Install the commands on your system path.

install .build/release/package-collection-generate /usr/local/bin/package-collection-generate

install .build/release/package-collection-diff /usr/local/bin/package-collection-diff

install .build/release/package-collection-sign /usr/local/bin/package-collection-sign

install .build/release/package-collection-validate /usr/local/bin/package-collection-validate

Now, with our input.json, the generator can fill in additional metadata for each package from GitHub.

$ package-collection-generate input.json generated-output.json

The generated-output.json is now a complete description of our package collection.

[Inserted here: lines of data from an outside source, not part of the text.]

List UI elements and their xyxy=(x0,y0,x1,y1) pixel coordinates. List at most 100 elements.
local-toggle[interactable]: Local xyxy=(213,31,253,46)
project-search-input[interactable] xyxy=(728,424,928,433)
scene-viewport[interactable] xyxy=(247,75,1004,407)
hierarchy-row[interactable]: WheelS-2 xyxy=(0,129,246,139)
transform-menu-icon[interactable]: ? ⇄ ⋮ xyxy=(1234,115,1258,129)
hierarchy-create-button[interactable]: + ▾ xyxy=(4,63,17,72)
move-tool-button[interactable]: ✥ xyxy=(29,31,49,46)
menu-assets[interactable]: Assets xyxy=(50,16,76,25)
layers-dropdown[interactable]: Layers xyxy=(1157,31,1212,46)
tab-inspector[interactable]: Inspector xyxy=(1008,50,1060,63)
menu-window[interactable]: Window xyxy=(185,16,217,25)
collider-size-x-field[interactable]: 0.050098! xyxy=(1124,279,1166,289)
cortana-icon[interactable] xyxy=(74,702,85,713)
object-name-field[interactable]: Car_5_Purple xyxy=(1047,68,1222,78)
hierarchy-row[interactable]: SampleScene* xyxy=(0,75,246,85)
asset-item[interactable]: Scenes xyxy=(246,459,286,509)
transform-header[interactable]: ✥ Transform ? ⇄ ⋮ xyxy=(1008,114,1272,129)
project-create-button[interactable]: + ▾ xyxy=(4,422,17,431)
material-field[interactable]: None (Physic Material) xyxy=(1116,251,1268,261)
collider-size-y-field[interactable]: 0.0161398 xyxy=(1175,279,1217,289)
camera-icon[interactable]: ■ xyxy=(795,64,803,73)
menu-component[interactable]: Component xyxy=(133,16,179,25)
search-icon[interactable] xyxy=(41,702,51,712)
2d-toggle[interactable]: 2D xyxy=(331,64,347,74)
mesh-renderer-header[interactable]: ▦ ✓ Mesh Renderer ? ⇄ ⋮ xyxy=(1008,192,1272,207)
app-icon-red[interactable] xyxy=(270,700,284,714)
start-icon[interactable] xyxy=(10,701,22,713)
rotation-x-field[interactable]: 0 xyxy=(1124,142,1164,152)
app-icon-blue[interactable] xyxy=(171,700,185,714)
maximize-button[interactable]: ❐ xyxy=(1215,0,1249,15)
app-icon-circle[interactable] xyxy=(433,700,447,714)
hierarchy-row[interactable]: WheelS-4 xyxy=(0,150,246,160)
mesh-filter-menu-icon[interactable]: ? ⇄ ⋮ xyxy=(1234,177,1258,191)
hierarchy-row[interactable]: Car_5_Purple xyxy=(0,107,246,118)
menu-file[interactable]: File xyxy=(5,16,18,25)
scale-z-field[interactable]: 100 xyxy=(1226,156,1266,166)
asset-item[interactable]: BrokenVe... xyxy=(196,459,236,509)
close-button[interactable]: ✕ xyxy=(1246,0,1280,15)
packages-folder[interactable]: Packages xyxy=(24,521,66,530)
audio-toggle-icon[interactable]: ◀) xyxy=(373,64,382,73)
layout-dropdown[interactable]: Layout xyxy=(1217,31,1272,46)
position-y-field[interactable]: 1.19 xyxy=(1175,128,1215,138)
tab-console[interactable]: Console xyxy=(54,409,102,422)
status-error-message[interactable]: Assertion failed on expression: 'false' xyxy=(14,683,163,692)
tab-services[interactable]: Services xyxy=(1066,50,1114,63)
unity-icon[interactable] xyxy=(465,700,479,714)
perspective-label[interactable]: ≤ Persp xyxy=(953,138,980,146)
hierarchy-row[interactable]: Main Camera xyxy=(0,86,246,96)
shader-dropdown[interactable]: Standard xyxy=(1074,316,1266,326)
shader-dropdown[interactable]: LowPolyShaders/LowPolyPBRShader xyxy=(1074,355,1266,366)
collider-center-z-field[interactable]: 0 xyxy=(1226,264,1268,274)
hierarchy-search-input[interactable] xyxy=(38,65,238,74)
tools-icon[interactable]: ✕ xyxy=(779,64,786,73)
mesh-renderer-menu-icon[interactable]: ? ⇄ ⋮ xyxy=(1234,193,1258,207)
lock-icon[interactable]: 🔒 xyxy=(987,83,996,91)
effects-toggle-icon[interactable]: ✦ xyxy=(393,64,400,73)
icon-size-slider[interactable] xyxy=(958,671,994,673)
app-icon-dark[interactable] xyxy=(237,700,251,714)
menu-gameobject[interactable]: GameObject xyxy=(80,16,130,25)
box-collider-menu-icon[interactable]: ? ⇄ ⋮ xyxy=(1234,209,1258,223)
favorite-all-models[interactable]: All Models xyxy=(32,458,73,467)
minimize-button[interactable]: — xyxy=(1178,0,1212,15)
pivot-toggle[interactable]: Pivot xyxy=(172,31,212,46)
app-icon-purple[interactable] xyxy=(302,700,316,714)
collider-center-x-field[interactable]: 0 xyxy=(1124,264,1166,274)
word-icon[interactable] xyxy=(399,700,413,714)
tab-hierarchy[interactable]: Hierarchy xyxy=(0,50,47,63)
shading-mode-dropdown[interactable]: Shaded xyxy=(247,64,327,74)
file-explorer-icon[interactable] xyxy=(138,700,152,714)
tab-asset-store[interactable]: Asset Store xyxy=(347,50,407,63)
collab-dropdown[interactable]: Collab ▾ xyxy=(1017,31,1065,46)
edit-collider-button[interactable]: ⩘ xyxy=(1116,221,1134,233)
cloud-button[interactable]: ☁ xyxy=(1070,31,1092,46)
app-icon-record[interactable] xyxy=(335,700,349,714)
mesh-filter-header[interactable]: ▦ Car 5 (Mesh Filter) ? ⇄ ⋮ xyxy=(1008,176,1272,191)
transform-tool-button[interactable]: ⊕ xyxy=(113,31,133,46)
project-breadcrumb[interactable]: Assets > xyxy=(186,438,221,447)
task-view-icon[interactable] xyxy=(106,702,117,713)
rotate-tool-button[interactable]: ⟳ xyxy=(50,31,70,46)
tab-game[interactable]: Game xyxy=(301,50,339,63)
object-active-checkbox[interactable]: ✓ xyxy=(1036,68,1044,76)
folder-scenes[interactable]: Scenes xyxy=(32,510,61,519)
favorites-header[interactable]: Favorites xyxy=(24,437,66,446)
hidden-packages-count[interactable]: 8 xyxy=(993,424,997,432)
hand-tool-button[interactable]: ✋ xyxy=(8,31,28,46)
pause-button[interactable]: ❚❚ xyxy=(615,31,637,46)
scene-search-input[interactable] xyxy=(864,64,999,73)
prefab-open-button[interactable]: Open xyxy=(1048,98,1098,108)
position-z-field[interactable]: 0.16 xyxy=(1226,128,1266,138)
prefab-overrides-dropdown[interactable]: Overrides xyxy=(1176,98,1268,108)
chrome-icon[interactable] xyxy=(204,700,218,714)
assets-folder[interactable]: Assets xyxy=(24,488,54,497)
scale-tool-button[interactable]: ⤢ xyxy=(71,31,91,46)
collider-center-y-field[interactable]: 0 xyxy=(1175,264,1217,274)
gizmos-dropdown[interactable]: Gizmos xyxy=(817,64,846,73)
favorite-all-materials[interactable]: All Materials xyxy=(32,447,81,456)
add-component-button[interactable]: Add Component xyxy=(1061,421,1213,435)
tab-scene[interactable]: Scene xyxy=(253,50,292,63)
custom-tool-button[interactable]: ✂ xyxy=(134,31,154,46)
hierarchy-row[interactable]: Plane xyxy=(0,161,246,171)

Step 3: Sign Collection (Optional)

To prevent tampering with the collection, you can sign it using the package-collection-sign command. This command takes the generated JSON file as an input and generates a signed collection file. This step requires generating a signing certificate on the Apple developer portal. Check out the SwiftPM documentation for more details on the signing requirements.

$ package-collection-sign
generated-output.json

    signed-output.json

    priivate-key.pem

    certificate.cer

Step 4: Distribute the collection on GitHub or the Swift Package Index

Once you have generated the package collection file, you can publish it. The file can be published to GitHub or the Swift Package Index for public collections. The collection can also be shared directly with team members for internal collections.

These steps might seem like a lot of up-front work to create a Package Collection. Fortunately, collections don’t need to be created frequently.

Conclusion

Package Collections aren’t going to save hours of development time, but they will make commonly used packages more accessible while staying in the editor flow.